In a blog post published just over a year ago, I proposed a number of changes to the content of Pfam to improve scalability and usability of the database. These changes came into effect a few days ago, when we released Pfam 27.0. This release of Pfam contains a total of 14831 families, with 1182 new families and 22 families killed since release 26.0. 80% of all proteins in UniProt contain a match to at least one Pfam domain, and 58% of all residues in the sequence database fall within a Pfam domain.
So what has changed? To the user, hopefully, not a great deal has changed! Nevertheless, there has been a considerable amount of reorganization of the database production pipeline. The most notable loss of information is that we are no longer providing neighbour-joining trees for the Pfam full alignments. If you want or care about this type data, it will now be up to you to calculate it – however, if this data was important to you it should be recalculated using a more precise method anyway. On the flip side, there are many new features that have been integrated into Pfam 27.0. Below is a brief list of the new developments that are now available:
- Real time searches of DNA sequences for matches to Pfam models
- Use of Representative proteomes (1) sequence sets used to provide redundant views of the Pfam-A full alignments
- Addition of disorder predictions to the repertoire of sequence feature annotations
- AntiFam (2) has been applied to the underlying sequence database to remove sequences believed to be spurious translations
- Selectable sunbursts in the Pfam-A ‘species’ distribution tab, allowing the generation of alignments or visualisation of sequences from a user defined taxonomic range.

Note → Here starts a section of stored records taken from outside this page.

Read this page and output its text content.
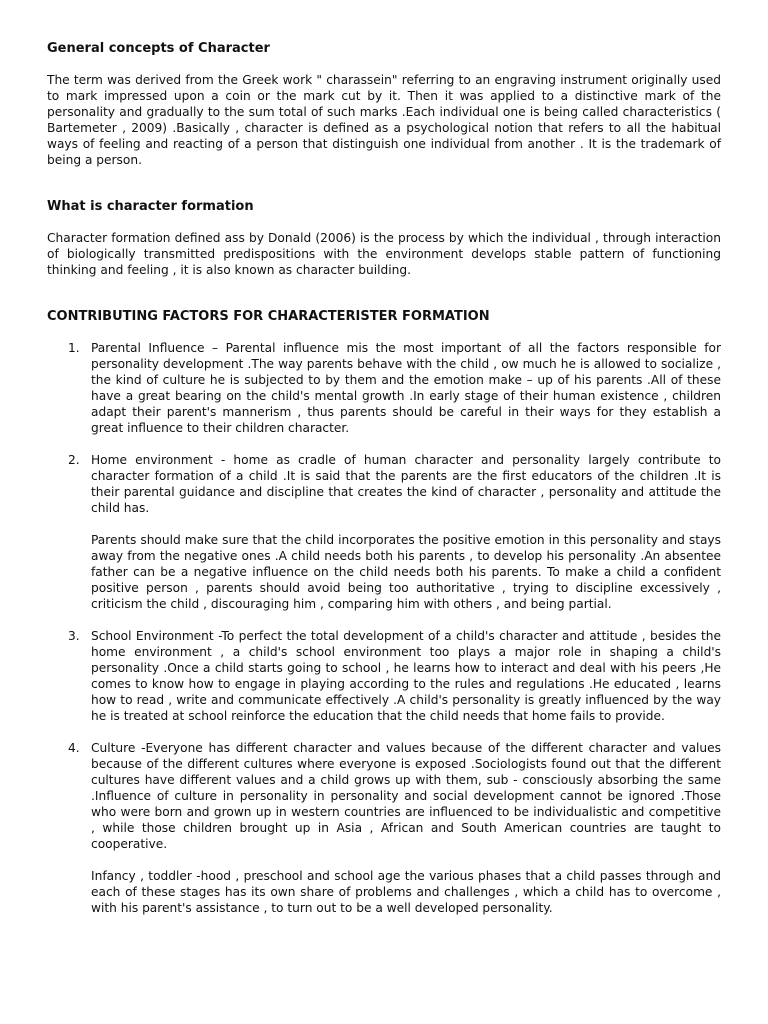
General concepts of Character

The term was derived from the Greek work " charassein" referring to an engraving instrument originally used to mark impressed upon a coin or the mark cut by it. Then it was applied to a distinctive mark of the personality and gradually to the sum total of such marks .Each individual one is being called characteristics ( Bartemeter , 2009) .Basically , character is defined as a psychological notion that refers to all the habitual ways of feeling and reacting of a person that distinguish one individual from another . It is the trademark of being a person.

What is character formation

Character formation defined ass by Donald (2006) is the process by which the individual , through interaction of biologically transmitted predispositions with the environment develops stable pattern of functioning thinking and feeling , it is also known as character building.

CONTRIBUTING FACTORS FOR CHARACTERISTER FORMATION
1. Parental Influence – Parental influence mis the most important of all the factors responsible for personality development .The way parents behave with the child , ow much he is allowed to socialize , the kind of culture he is subjected to by them and the emotion make – up of his parents .All of these have a great bearing on the child's mental growth .In early stage of their human existence , children adapt their parent's mannerism , thus parents should be careful in their ways for they establish a great influence to their children character.

2. Home environment - home as cradle of human character and personality largely contribute to character formation of a child .It is said that the parents are the first educators of the children .It is their parental guidance and discipline that creates the kind of character , personality and attitude the child has.

Parents should make sure that the child incorporates the positive emotion in this personality and stays away from the negative ones .A child needs both his parents , to develop his personality .An absentee father can be a negative influence on the child needs both his parents. To make a child a confident positive person , parents should avoid being too authoritative , trying to discipline excessively , criticism the child , discouraging him , comparing him with others , and being partial.

3. School Environment -To perfect the total development of a child's character and attitude , besides the home environment , a child's school environment too plays a major role in shaping a child's personality .Once a child starts going to school , he learns how to interact and deal with his peers ,He comes to know how to engage in playing according to the rules and regulations .He educated , learns how to read , write and communicate effectively .A child's personality is greatly influenced by the way he is treated at school reinforce the education that the child needs that home fails to provide.

4. Culture -Everyone has different character and values because of the different character and values because of the different cultures where everyone is exposed .Sociologists found out that the different cultures have different values and a child grows up with them, sub - consciously absorbing the same .Influence of culture in personality in personality and social development cannot be ignored .Those who were born and grown up in western countries are influenced to be individualistic and competitive , while those children brought up in Asia , African and South American countries are taught to cooperative.

Infancy , toddler -hood , preschool and school age the various phases that a child passes through and each of these stages has its own share of problems and challenges , which a child has to overcome , with his parent's assistance , to turn out to be a well developed personality.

- New, faster keyword search using Apache Lucy
Blog posts describing these news developments in more detail will follow in the coming weeks. In addition to the changes listed above, there have been many improvements to existing families, be it improving domain boundaries, expanding members or the generation of Wikipedia entries. Many of the new entries in Pfam have been built with the purpose of improving Human coverage.
Enjoy the release!
Posted by Rob
1: Chen C, Natale DA, Finn RD, Huang H, Zhang J, Wu CH, Mazumder R. Representative proteomes: a stable, scalable and unbiased proteome set for sequence analysis and functional annotation. PLoS One. 2011 6(4):e18910
2: Eberhardt RY, Haft DH, Punta M, Martin M, O’Donovan C, Bateman A. AntiFam: a tool to help identify spurious ORFs in protein annotation. Database 2012:bas003.